Vu le sillage à 200 m et commandé aussitôt « A droite toute ». Mais l’explosion se produit et des débris sont projetés jusqu’à l’arrière du navire. L’ancre bâbord casse ses saisines et la chaîne file jusqu’à l’étalingure. L’antenne TSF est arrachée. Le mât de charge avant est arraché, brisé et tombe dans la cale 2. Monsieur RIVECCI, officier mécanicien de quart stoppe la machine et fermes les portes étanches cale, soute et tunnel.
Fait amener les embarcations à hauteur d’eau. Le youyou tribord ayant ses garants coupés, tombe à la mer des le largage des saisines.
Donné le point au télégraphiste. Très calme et maître de lui, il envoie le message à trois reprises à pleine puissance car l’antenne est tombée.
Effectué une ronde et constaté que les cales 1 et 2 sont pleines d’eau. La cloison entre les deux cales est arrachée et le navire apique de l’avant. Constaté que le poste équipage est vide.
A 15h10, après avoir constaté que tout le monde a évacué, embarqué dans la baleinière tribord. L’hélice du VERDUN est complètement émergée. A 15h20, il plonge brusquement tandis que se dégage une épaisse fumée noire. L’avant touche le fond et l’arrière reste émergé, incliné à 50°.
Le sous-marin émerge alors sur tribord, stoppe près de mon canot et m’ordonne d’accoster. Des hommes sont au canon, lequel est braqué sur l’embarcation. Je monte sur le sous-marin et suis interrogé par le commandant.
Il me demande nom du navire, chargement, port de départ et destination. Puis il me demande la carte que j’avais dans l’embarcation et la consulte longuement. Il me désigne du bout de son crayon un point de la carte, celui où nous avons été coulés. Je lui explique que je venais de passer la bouée n° 4 et allait faire route sur la n° 5. Il me demande si je peux lui donner les instructions que nous recevons des autorités. Je lui réponds que non.
Je lui demande alors un verre d’eau et des pansements pour nos blessés. Il me les accorde de bonne grâce.
Il me demande ensuite « Avez-vous lancé un appel de détresse ? »Je lui réponds que non car l’antenne était tombée et démolie. Il me répond : « C’est une bonne chose pour nous ».

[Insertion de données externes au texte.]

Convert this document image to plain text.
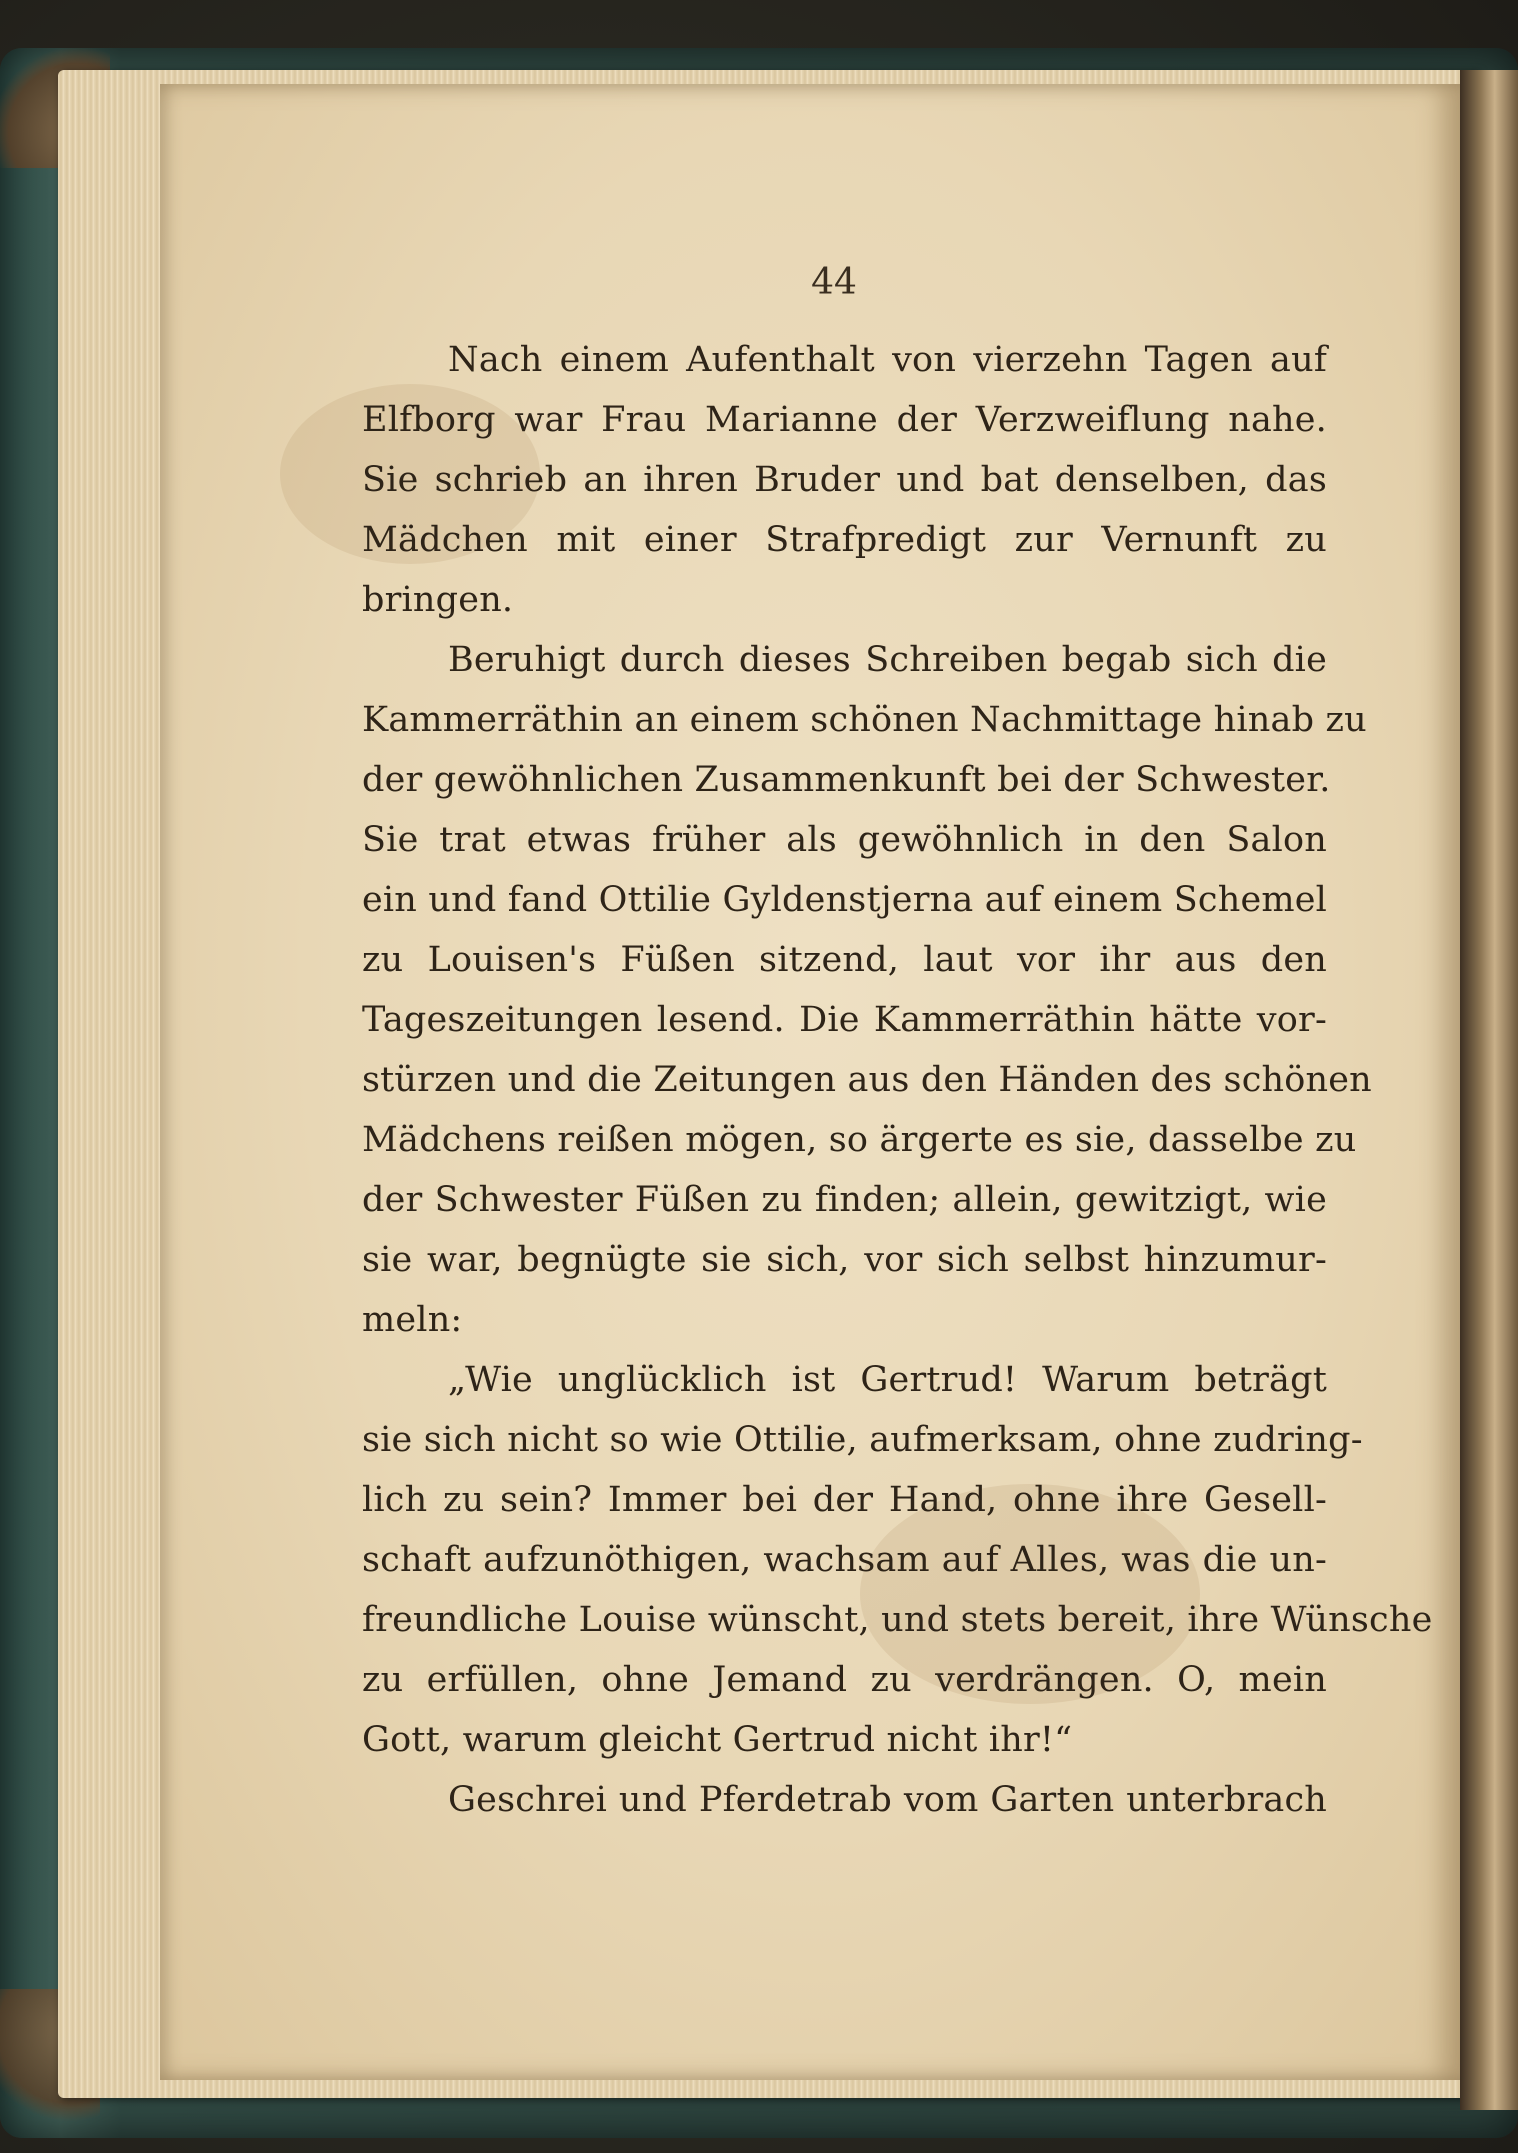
44
Nach einem Aufenthalt von vierzehn Tagen auf
Elfborg war Frau Marianne der Verzweiflung nahe.
Sie schrieb an ihren Bruder und bat denselben, das
Mädchen mit einer Strafpredigt zur Vernunft zu
bringen.
Beruhigt durch dieses Schreiben begab sich die
Kammerräthin an einem schönen Nachmittage hinab zu
der gewöhnlichen Zusammenkunft bei der Schwester.
Sie trat etwas früher als gewöhnlich in den Salon
ein und fand Ottilie Gyldenstjerna auf einem Schemel
zu Louisen's Füßen sitzend, laut vor ihr aus den
Tageszeitungen lesend. Die Kammerräthin hätte vor-
stürzen und die Zeitungen aus den Händen des schönen
Mädchens reißen mögen, so ärgerte es sie, dasselbe zu
der Schwester Füßen zu finden; allein, gewitzigt, wie
sie war, begnügte sie sich, vor sich selbst hinzumur-
meln:
„Wie unglücklich ist Gertrud! Warum beträgt
sie sich nicht so wie Ottilie, aufmerksam, ohne zudring-
lich zu sein? Immer bei der Hand, ohne ihre Gesell-
schaft aufzunöthigen, wachsam auf Alles, was die un-
freundliche Louise wünscht, und stets bereit, ihre Wünsche
zu erfüllen, ohne Jemand zu verdrängen. O, mein
Gott, warum gleicht Gertrud nicht ihr!“
Geschrei und Pferdetrab vom Garten unterbrach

Je lui demande alors si je peux me retirer. Il me répond : « Non, pas encore, un instant… » Il fait mander un timonier qui lui apporte un gros livre rouge qu’il consulte quelques minutes.

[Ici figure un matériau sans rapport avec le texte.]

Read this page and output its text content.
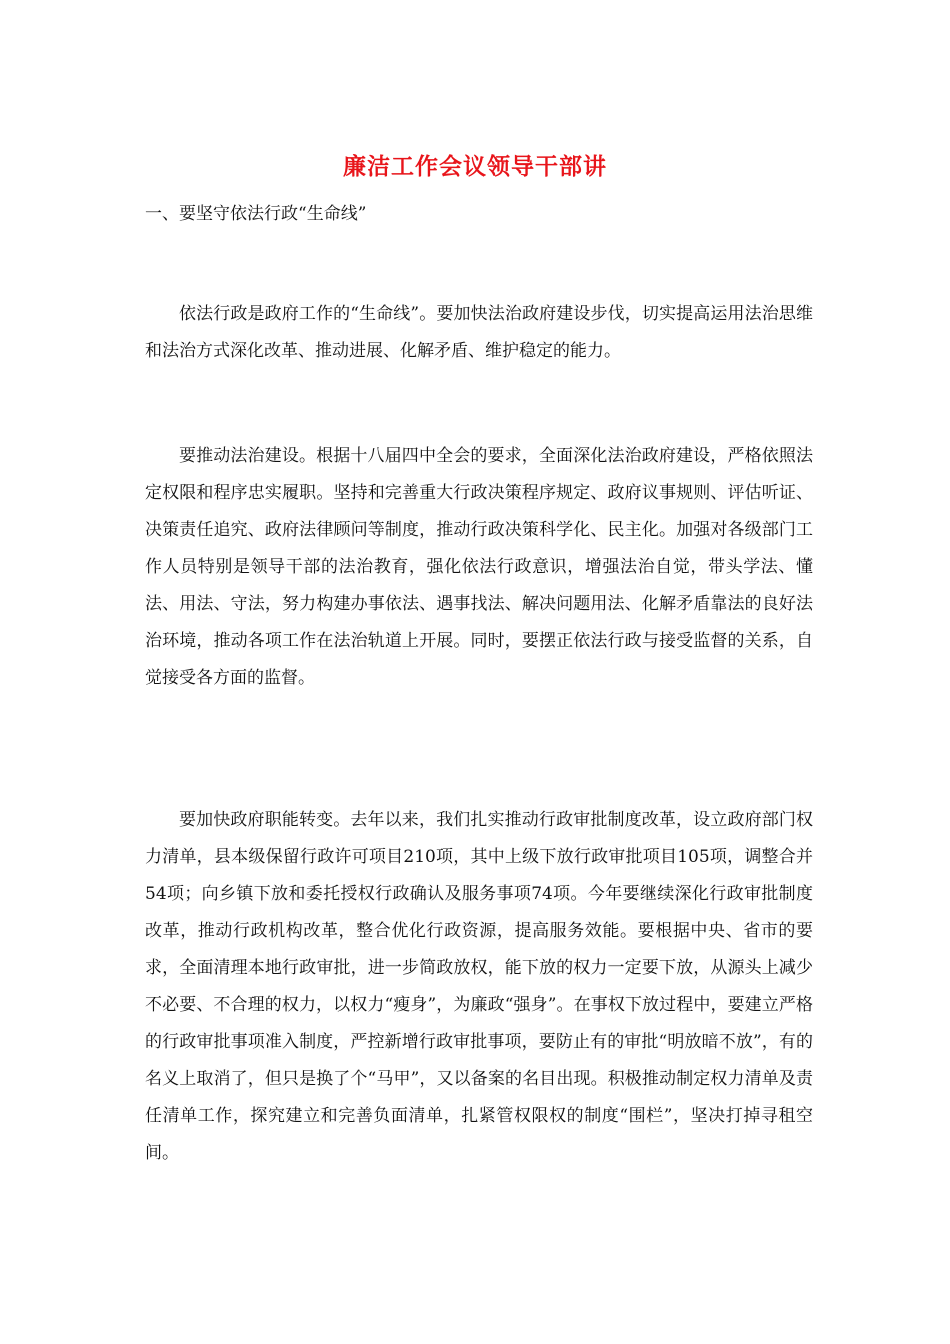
廉洁工作会议领导干部讲
一、要坚守依法行政“生命线”

依法行政是政府工作的“生命线”。要加快法治政府建设步伐，切实提高运用法治思维和法治方式深化改革、推动进展、化解矛盾、维护稳定的能力。

要推动法治建设。根据十八届四中全会的要求，全面深化法治政府建设，严格依照法定权限和程序忠实履职。坚持和完善重大行政决策程序规定、政府议事规则、评估听证、决策责任追究、政府法律顾问等制度，推动行政决策科学化、民主化。加强对各级部门工作人员特别是领导干部的法治教育，强化依法行政意识，增强法治自觉，带头学法、懂法、用法、守法，努力构建办事依法、遇事找法、解决问题用法、化解矛盾靠法的良好法治环境，推动各项工作在法治轨道上开展。同时，要摆正依法行政与接受监督的关系，自觉接受各方面的监督。

要加快政府职能转变。去年以来，我们扎实推动行政审批制度改革，设立政府部门权力清单，县本级保留行政许可项目210项，其中上级下放行政审批项目105项，调整合并54项；向乡镇下放和委托授权行政确认及服务事项74项。今年要继续深化行政审批制度改革，推动行政机构改革，整合优化行政资源，提高服务效能。要根据中央、省市的要求，全面清理本地行政审批，进一步简政放权，能下放的权力一定要下放，从源头上减少不必要、不合理的权力，以权力“瘦身”，为廉政“强身”。在事权下放过程中，要建立严格的行政审批事项准入制度，严控新增行政审批事项，要防止有的审批“明放暗不放”，有的名义上取消了，但只是换了个“马甲”，又以备案的名目出现。积极推动制定权力清单及责任清单工作，探究建立和完善负面清单，扎紧管权限权的制度“围栏”，坚决打掉寻租空间。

Je lui demande alors s’il ne pourrait pas remorquer nos embarcations vers la côte. Son second y paraît tout disposé mais, finalement, le commandant s’y oppose.
Jusque là, l’entretien s’était déroulé en mauvais anglais émaillé de mots français. Mais au moment où je regagne mon embarcation, il m’interpelle en bon français et me demande :
-« Quand pensez-vous que cette guerre va finir ? »
Je lui réponds :
-Je n’en sais rien… Et vous ? »
Il prend alors un air narquois et n’insiste pas davantage.
Le sous-marin fait ensuite route sur le canot du second, Monsieur BOUILLON, qui monte aussi à bord et est interrogé à son tour. Puis nous sommes autorisés à faire route sur la terre.
Nous faisons route pour passer au Sud des bouées de Kerkenah. Petite brise de SSE. Pour éviter la dispersion, j’ai pris en remorque le youyou et l’autre embarcation. Au petit jour du 29, nous faisons route sur la cheminée de l’usine de La Chabbah.
A 15h30 le 29 Avril, nous sommes recueillis par les vedettes 15 et 20 qui nous prennent en remorque et nous ramènent à Sfax à 18h30.
L’équipage a fait preuve de sang froid et de calme. Je cite particulièrement Monsieur Bouillon, le second capitaine, qui a organisé l’évacuation.
Je signale le matelot Printemps, de veille dans la vigie, qui a été cruellement blessé au visage et à la main droite et a fait preuve d’une grande énergie, ainsi que le matelot Le Floch, sur le pont au moment de l’explosion et qui a été blessé au bras.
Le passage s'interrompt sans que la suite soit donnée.